UPR has been asking listeners how drought has impacted their lives. Low water levels at some lakes and reservoirs mean Utahns might have to adjust their summer recreation plans. Jennifer Pemberton has this report on the effect of drought on Utah’s state parks.
On one of the cooler days we’ve had this summer in Northern Utah, people are still enjoying the water at Hyrum State Park. The drought hasn’t fully reached Cache County yet, and there’s no bathtub ring around the reservoir at Hyrum like at Lake Powell. It’s full enough for all kinds of boating. People are water skiing, canoeing and trying out stand-up paddleboarding.
You’d have to work pretty hard to remind people here that this manmade lake wasn’t here purely for their enjoyment on a day like today, but when Ted Hallisey looks out at the water, he doesn’t just see a canvas for recreation. He sees water for drinking and growing food.

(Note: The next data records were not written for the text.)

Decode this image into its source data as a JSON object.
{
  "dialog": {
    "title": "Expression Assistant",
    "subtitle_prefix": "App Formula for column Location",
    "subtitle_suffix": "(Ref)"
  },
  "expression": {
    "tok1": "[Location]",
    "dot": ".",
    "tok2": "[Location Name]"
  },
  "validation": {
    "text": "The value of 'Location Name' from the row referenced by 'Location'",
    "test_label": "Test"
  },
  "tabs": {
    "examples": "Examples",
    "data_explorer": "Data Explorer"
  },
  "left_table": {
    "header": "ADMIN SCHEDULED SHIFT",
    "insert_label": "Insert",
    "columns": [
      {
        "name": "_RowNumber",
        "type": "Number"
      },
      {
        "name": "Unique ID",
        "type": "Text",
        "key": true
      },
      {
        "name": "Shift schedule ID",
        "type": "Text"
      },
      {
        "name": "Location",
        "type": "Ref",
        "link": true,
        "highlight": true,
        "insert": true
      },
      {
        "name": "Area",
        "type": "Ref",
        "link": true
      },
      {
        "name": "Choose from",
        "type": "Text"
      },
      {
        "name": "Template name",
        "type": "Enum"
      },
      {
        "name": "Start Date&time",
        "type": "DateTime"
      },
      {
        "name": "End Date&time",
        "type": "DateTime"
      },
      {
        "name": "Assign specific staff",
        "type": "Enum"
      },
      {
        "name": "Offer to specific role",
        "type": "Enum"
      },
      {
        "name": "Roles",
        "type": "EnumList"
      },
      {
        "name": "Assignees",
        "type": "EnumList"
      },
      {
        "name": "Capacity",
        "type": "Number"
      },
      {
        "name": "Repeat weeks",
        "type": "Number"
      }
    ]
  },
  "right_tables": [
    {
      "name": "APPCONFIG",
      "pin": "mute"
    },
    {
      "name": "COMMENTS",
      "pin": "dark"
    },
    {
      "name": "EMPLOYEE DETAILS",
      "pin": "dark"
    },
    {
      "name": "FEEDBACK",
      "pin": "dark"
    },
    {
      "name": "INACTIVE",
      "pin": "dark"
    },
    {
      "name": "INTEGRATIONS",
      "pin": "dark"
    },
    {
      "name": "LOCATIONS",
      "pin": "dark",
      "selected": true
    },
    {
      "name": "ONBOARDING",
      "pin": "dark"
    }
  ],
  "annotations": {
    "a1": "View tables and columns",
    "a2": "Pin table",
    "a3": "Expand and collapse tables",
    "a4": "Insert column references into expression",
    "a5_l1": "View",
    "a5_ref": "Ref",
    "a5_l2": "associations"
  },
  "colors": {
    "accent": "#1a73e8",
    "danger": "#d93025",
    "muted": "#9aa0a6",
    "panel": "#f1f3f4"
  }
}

“Everyone loves to get out and recreate,” he says. “But when I talk to managers of the state parks and the rangers, they’ve made it clear that most of the state parks are designated as reservoirs are for agriculture first and some even send the water down for drinking water -- so those are priorities and recreation is the secondary benefit of those parks.”
Hallisey is better known as Cowboy Ted -- a name he got in a previous life when he was a rodeo announcer. Now he’s the host of Utah Skyline Recreation - a daily radio report on Utah State Parks. He’s been to 23 of the state’s 43 parks so far, where he interviews park managers and tells listeners what they can do and expect at each park.
Hallisey noticed this year that the water level at parks with lakes or reservoirs was becoming a critical part of his recreation reports:
“I talked to the manager and the assistant manager over at the Great Salt Lake marina and the harbormaster and they’ve already had to pull out several hundred sailboats that have those rudders that can’t make it through the canal that leads out of the marina.
Earlier this year, the state Legislature set aside $3 million to dredge the marinas at Utah Lake and the Great Salt Lake. Water levels were so low in those places before spring runoff that a lot of boats were on their way to being grounded. The bigger sailboats were already lifted out of theirs slips in April. The dredging would be for smaller sailboats and powerboats as water levels drop over the summer.
The managers at Willard Bay State Park told Hallisey that the water will be used up for irrigation, and by late summer powerboats probably won’t be able to launch from that marina either.
Hallisey lets listeners know about lake levels because it can change people’s summer plans.
“We’re trying to inform people of how much activity they can still do,” he says. Non-motorized activities probably won’t be affected. “A stand-up paddleboard or a kayak you can launch from pretty much anywhere…However, some of the boats are limited and the boats at Utah lake are going to be limited toward the end of the season.”
Cowboy Ted started the Utah Skyline Recreation report to encourage people -- especially kids -- to get outside and get active. He has a master’s degree in physical education and his foundation is geared toward teaching kids to make healthy lifestyle choices. But after visiting Utah’s state parks this summer, he’s shifted his focus to include water conservation.
He told me he’s not worried about drought in Utah, but that he wants to stay informed and help his listeners make informed decisions when they recreate.
“A lot of these state parks actually feed drinking water sources…It’s definitely a lifeline for everybody in Utah and with drought conditions it doesn’t take a big effort for us to do our part.”